Mieux encore : l’accord sera libellé en euros, ce qui permettra au groupe dirigé par Anne Lauvergeon de limiter les risques de change à l’avenir, si les parités euro/dollar/yuan venaient à évoluer. Enfin, et c’est là un argument sensible, ce contrat historique pèsera « beaucoup d’emplois » dixit la présidente du directoire du n°1 mondial du nucléaire civil. Et l’ancienne sherpa de François Mitterrand de préciser lundi matin sur Europe 1 : « Quand nous faisons des grands contrats de ce genre, que ce soit en Chine ou dans un autre pays, nous entraînons avec nous beaucoup d'autres entreprises, beaucoup de PME, par exemple 200 ou 250 d'entre elles. Et un salarié nouveau embauché chez Areva c'est en moyenne 2 à 3 salariés embauchés chez nos sous-traitants ». Concrètement, le champion français de l’atome a embauché 8600 personnes l’an dernier.

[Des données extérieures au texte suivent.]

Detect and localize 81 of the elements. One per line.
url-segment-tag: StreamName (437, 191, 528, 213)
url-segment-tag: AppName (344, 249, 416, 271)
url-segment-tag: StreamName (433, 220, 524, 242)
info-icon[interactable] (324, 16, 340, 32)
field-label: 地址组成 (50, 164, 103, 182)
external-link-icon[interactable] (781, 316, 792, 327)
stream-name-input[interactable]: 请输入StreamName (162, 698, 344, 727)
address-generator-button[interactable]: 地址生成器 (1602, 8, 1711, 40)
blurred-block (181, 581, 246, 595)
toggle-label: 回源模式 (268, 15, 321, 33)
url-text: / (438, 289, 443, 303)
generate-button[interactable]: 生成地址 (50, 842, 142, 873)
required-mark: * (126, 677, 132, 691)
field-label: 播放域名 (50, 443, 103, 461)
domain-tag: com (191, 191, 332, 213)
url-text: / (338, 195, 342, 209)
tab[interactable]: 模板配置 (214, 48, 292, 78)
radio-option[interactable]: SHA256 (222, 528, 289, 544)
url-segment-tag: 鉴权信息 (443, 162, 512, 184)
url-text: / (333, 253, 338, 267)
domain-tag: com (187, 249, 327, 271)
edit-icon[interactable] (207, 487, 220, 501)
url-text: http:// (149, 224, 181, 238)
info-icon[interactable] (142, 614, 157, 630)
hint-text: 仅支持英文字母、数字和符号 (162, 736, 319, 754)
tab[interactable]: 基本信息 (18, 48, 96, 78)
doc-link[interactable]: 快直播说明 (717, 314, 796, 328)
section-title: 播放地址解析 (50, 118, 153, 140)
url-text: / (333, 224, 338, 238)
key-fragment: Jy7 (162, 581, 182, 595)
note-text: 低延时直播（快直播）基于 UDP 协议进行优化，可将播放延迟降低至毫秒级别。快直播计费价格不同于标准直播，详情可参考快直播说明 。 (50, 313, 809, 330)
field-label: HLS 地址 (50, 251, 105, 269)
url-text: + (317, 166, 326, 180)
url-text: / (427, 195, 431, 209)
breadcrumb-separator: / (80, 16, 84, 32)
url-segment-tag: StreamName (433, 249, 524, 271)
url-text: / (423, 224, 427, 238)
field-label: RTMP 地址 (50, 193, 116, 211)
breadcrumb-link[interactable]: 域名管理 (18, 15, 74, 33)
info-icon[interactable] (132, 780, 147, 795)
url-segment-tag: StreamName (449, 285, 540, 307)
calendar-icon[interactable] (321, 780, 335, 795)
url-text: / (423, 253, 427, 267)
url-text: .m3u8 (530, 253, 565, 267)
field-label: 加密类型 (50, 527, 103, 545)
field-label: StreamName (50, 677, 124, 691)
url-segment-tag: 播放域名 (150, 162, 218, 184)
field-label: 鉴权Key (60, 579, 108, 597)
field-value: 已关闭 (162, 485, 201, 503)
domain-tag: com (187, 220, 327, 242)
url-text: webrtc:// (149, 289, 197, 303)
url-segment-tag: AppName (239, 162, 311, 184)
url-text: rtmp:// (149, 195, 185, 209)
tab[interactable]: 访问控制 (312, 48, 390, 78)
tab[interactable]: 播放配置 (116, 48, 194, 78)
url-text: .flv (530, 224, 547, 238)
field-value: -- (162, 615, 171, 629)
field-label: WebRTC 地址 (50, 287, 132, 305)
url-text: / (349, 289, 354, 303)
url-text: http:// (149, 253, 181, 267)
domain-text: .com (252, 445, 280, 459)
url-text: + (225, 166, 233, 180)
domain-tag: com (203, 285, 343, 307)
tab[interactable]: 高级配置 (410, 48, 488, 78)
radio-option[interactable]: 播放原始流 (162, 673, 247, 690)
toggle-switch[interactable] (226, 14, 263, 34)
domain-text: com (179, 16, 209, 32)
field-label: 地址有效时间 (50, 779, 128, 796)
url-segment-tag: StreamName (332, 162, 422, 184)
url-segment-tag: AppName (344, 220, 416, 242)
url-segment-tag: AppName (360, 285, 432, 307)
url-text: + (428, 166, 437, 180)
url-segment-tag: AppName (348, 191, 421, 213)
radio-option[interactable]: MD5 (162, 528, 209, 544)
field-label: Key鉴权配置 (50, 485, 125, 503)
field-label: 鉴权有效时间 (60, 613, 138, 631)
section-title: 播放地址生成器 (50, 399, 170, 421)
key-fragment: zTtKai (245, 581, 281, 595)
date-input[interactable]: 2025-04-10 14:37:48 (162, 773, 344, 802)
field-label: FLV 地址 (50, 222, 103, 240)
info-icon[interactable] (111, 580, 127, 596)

Il table sur un volant de 10.000 recrutements cette année. Au final, le titre grimpait de plus de 4,5% lundi.
Officieusement, en revanche, la réalité serait un peu moins euphorisante. « On est face à un rouleau compresseur de désinformation, dénonce ainsi pour L’Expansion.com Stéphane Lhomme, porte-parole du réseau Sortir du nucléaire. En France, le nucléaire reste une idéologie avant d’être une technologie. Il faut donc que la filière industrielle soit géniale. On doit pouvoir vanter ses triomphes. D’où la surenchère dithyrambique sur le contrat d’Areva. En l’espèce, on oublie de dire que le groupe a été obligé de brader son EPR dont les Chinois ne voulaient pas à l’origine. Au final, ces derniers en auront donc deux pour le prix d’un ! Car un seul de ces réacteurs vaut aux alentours de 3 milliards d’euros. En vérité, seul le volet « services associés » a permis de débloquer la situation. Les Chinois ont été malins, car ils ont obtenu qu’Areva les alimente en uranium depuis leurs gisements africains». Or, on sait que ce minerai est désormais un trésor hautement convoité à l’échelle planétaire. Sa valeur marchande a d’ailleurs décuplé en cinq ans.

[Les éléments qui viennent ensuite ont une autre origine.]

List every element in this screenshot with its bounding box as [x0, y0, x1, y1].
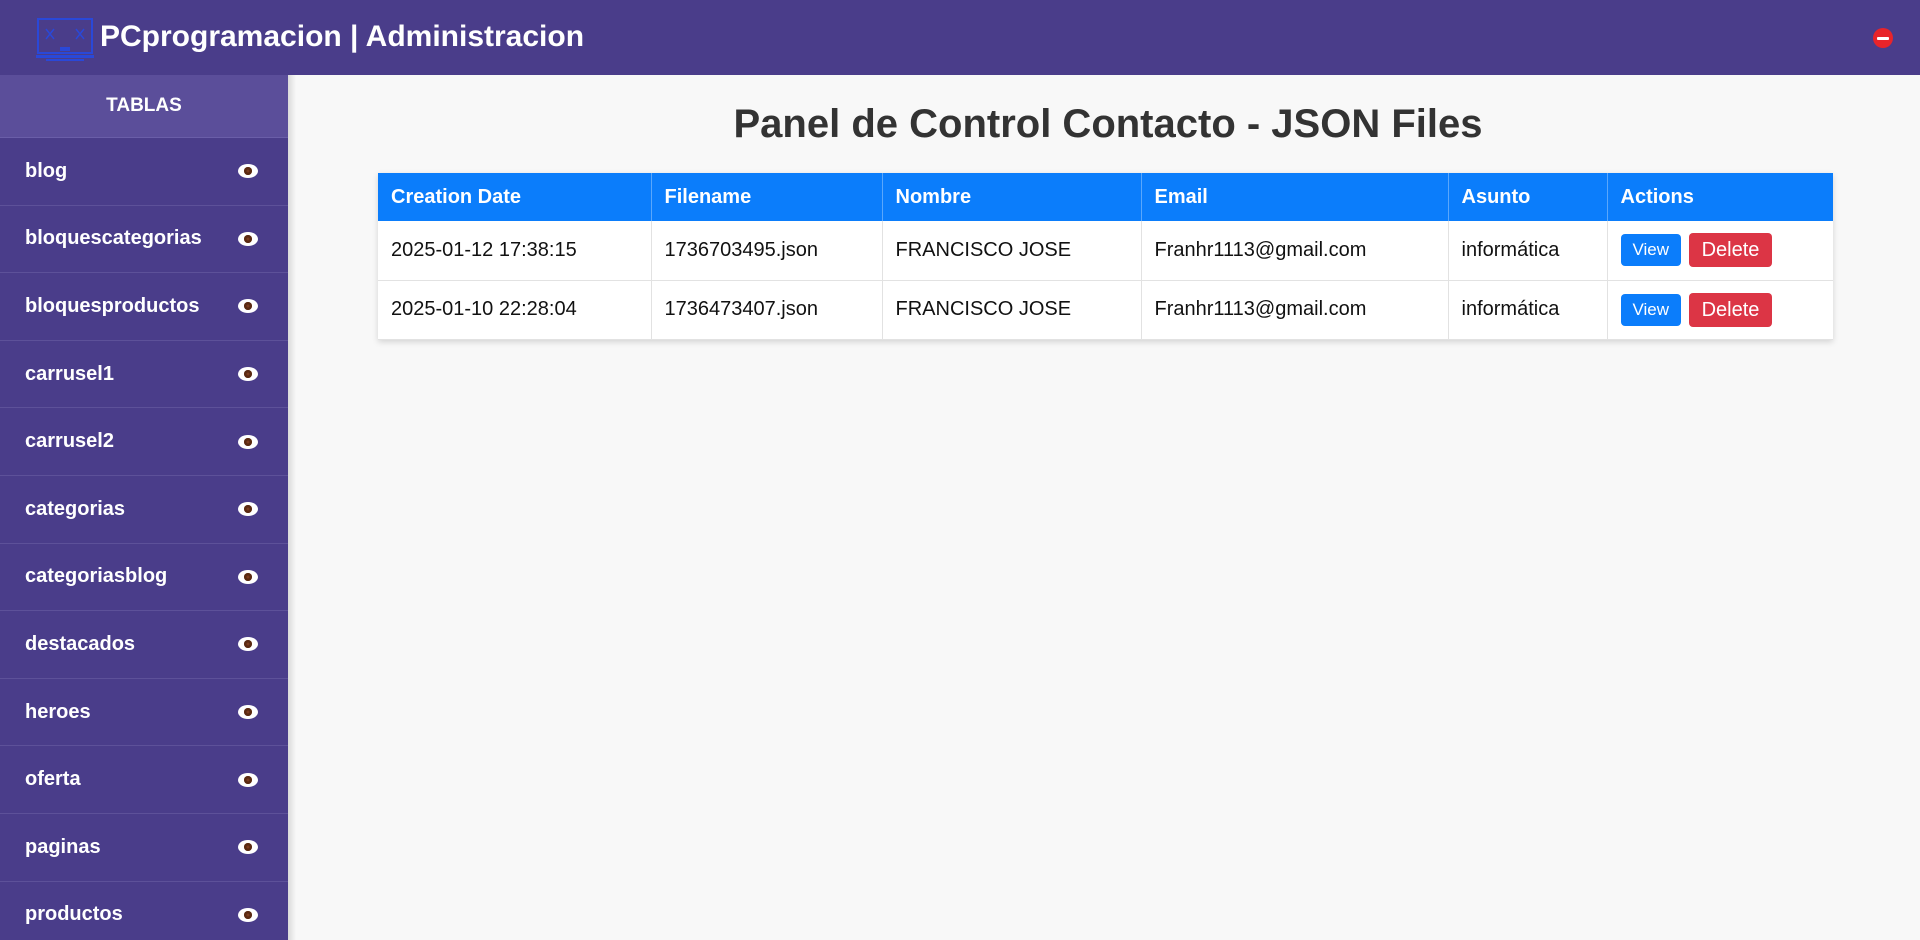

Même son de cloche ou presque au sein du pôle Energie de Greenpeace France : « Alors que depuis des années, Areva nous bassine avec une prétendue relance du nucléaire, l’entreprise se montre aujourd’hui prête à brader des EPR pour envoyer un signal commercial fort aux clients potentiels que sont les États-Unis ou le Royaume-Uni et leur faire croire qu’elle est compétitive (...) Areva fait donc un considérable cadeau aux électriciens chinois, en leur offrant ou bien le combustible, ou bien l’un des deux réacteurs. Mais qui va payer la note de cette stratégie commerciale ? ».

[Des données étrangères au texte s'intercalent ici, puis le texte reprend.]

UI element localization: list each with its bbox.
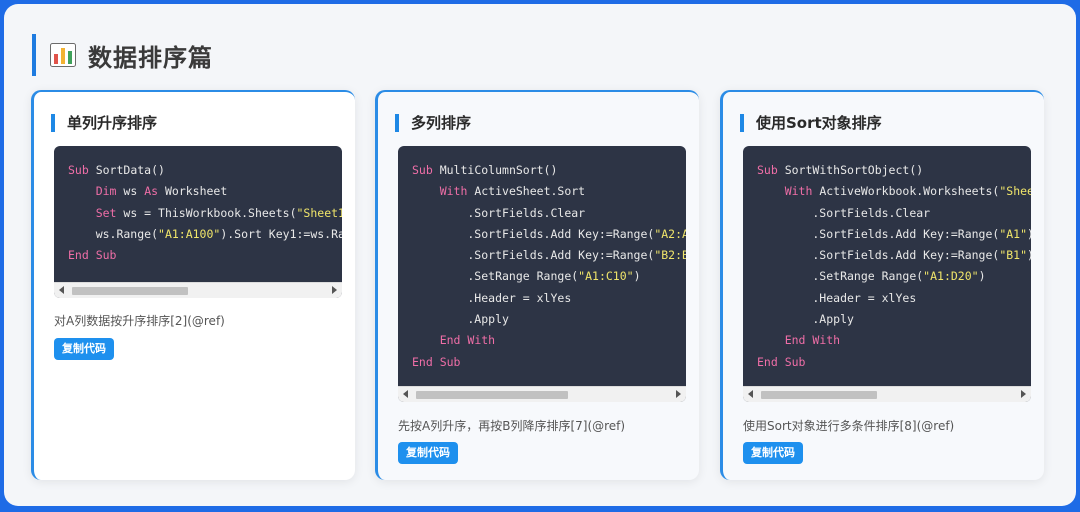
copy-code-button[interactable]: 复制代码 [398, 442, 458, 464]
code-line: .SetRange Range("A1:D20") [757, 269, 986, 284]
card-title: 使用Sort对象排序 [740, 114, 882, 132]
code-line: .SortFields.Add Key:=Range("A1"), Order:… [757, 226, 1031, 241]
code-line: End Sub [757, 354, 806, 369]
code-line: .SetRange Range("A1:C10") [412, 269, 641, 284]
code-line: .Apply [757, 312, 854, 327]
card-multi-column-sort: 多列排序 Sub MultiColumnSort() With ActiveSh… [375, 90, 699, 480]
code-line: ws.Range("A1:A100").Sort Key1:=ws.Range(… [68, 226, 342, 241]
code-line: .SortFields.Clear [412, 205, 586, 220]
code-area[interactable]: Sub MultiColumnSort() With ActiveSheet.S… [398, 146, 686, 384]
code-block: Sub SortData() Dim ws As Worksheet Set w… [54, 146, 342, 298]
scrollbar-thumb[interactable] [761, 391, 877, 399]
code-line: .Apply [412, 312, 509, 327]
code-line: End With [439, 333, 496, 348]
code-block: Sub MultiColumnSort() With ActiveSheet.S… [398, 146, 686, 402]
horizontal-scrollbar[interactable] [398, 386, 686, 402]
card-single-column-sort: 单列升序排序 Sub SortData() Dim ws As Workshee… [31, 90, 355, 480]
code-line: With ActiveWorkbook.Worksheets("Sheet1")… [784, 184, 1031, 199]
code-line: Sub SortData() [68, 163, 165, 177]
scroll-left-arrow-icon[interactable] [748, 390, 753, 398]
code-line: .Header = xlYes [412, 290, 572, 305]
scroll-right-arrow-icon[interactable] [1021, 390, 1026, 398]
card-title: 多列排序 [395, 114, 471, 132]
bar-chart-icon [50, 43, 76, 67]
copy-code-button[interactable]: 复制代码 [54, 338, 114, 360]
code-line: With ActiveSheet.Sort [439, 184, 586, 199]
card-sort-object: 使用Sort对象排序 Sub SortWithSortObject() With… [720, 90, 1044, 480]
card-description: 使用Sort对象进行多条件排序[8](@ref) [743, 419, 955, 433]
code-block: Sub SortWithSortObject() With ActiveWork… [743, 146, 1031, 402]
horizontal-scrollbar[interactable] [54, 282, 342, 298]
copy-code-button[interactable]: 复制代码 [743, 442, 803, 464]
code-area[interactable]: Sub SortWithSortObject() With ActiveWork… [743, 146, 1031, 384]
code-line: Sub MultiColumnSort() [412, 163, 558, 177]
code-line: .SortFields.Add Key:=Range("B2:B10"), Or… [412, 248, 686, 263]
code-line: Set ws = ThisWorkbook.Sheets("Sheet1") [95, 205, 342, 220]
code-line: .Header = xlYes [757, 290, 917, 305]
scroll-right-arrow-icon[interactable] [676, 390, 681, 398]
scroll-left-arrow-icon[interactable] [59, 286, 64, 294]
scroll-right-arrow-icon[interactable] [332, 286, 337, 294]
cards-container: 单列升序排序 Sub SortData() Dim ws As Workshee… [31, 90, 1051, 482]
code-line: .SortFields.Add Key:=Range("A2:A10"), Or… [412, 226, 686, 241]
code-area[interactable]: Sub SortData() Dim ws As Worksheet Set w… [54, 146, 342, 280]
horizontal-scrollbar[interactable] [743, 386, 1031, 402]
code-line: End With [784, 333, 841, 348]
scrollbar-thumb[interactable] [416, 391, 568, 399]
code-line: Dim ws As Worksheet [95, 184, 228, 199]
scrollbar-thumb[interactable] [72, 287, 188, 295]
code-line: End Sub [412, 354, 461, 369]
code-line: Sub SortWithSortObject() [757, 163, 924, 177]
card-title: 单列升序排序 [51, 114, 157, 132]
card-description: 先按A列升序，再按B列降序排序[7](@ref) [398, 419, 626, 433]
code-line: End Sub [68, 248, 117, 263]
page-title: 数据排序篇 [88, 43, 213, 72]
page-header: 数据排序篇 [32, 34, 213, 76]
code-line: .SortFields.Add Key:=Range("B1"), Order:… [757, 248, 1031, 263]
app-frame: 数据排序篇 单列升序排序 Sub SortData() Dim ws As Wo… [4, 4, 1076, 506]
code-line: .SortFields.Clear [757, 205, 931, 220]
card-description: 对A列数据按升序排序[2](@ref) [54, 314, 225, 328]
scroll-left-arrow-icon[interactable] [403, 390, 408, 398]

Chez Areva, on s’insurge évidemment contre une telle attaque et on prend soin de rappeler que chacune des composantes du projet demeure rentable tout en reconnaissant que l’offre intégrée proposée ajoute de la valeur à l’ensemble. A la direction de la communication, on se plaît aussi à souligner que les Chinois étaient cette fois demandeurs du combustible que pour l’heure les rivaux américains sont incapables d’assurer. On se souvient que le groupe dirigé par Anne Lauvergeon s’était fait souffler à l’automne dernier par le duo Westinghouse/Toshiba un contrat de plusieurs milliards de dollars pour quatre réacteurs de 3ème génération un peu moins puissants que l’EPR.